The monastery was established and funded by order of the Yongzheng Emperor (and completed under his successor the Qianlong Emperor) of Qing China to serve as a final resting place for Zanabazar (1635–1723), the first Jebtsundamba Khutuktu, or spiritual head of Tibetan Buddhism for the Khalkha in Outer Mongolia and a spiritual mentor to both emperors' ancestor, the Kangxi Emperor. Tradition holds that while searching for an appropriate site to build the monastery, the exploratory group came across two young boys, Amur and Bayasqulangtu, playing on the steppe. They were inspired to build the monastery on that very spot and to name it after the two children, Amur-Bayasqulangtu. More likely, the location was chosen because it stood at the place where the lama's traveling Da Khuree (his mobile monastery and prime residence) was encamped at the moment of his death. Construction took place between 1727 and 1736 and Zanabazar's remains were transferred there in 1779.

Amarbayasgalant monastery is dedicated to Zanabazar's main tutelary deity, Maitreya. Unlike Erdene Zuu Monastery, which is an ensemble of temple halls of different styles, Amarbayasgalant shows great stylistic unity.
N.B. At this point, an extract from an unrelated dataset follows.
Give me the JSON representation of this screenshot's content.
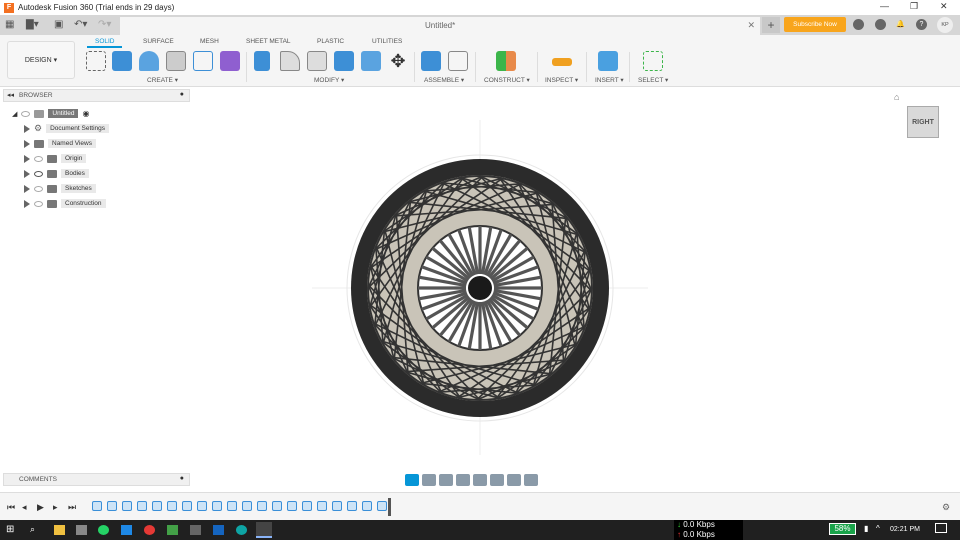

The overriding style is Chinese, with some Mongol and Tibetan influence. The monastery resembles Yongzheng's own palace Yonghegong in Beijing (converted by his son the Qianlong Emperor into a Buddhist monastery). Originally consisting of over 40 temples, the monastery was laid out in a symmetrical pattern, with the main buildings succeeding one another along a north–south axis, while the secondary buildings are laid out on parallel sides.

Amarbayasgalant was one of the very few monasteries to have partly escaped destruction during the Stalinist purges of 1937, after which only the buildings of the central section remained. Many of the monks were executed by the country's Communist regime and the monastery's artifacts, including thangkas, statues, and manuscripts were looted, although some were hidden until more fortunate times.

Today, only 28 temples remain. Restoration work began in 1988 with funds provided by UNESCO and private sources and some of the new statuary was commissioned in New Delhi, India.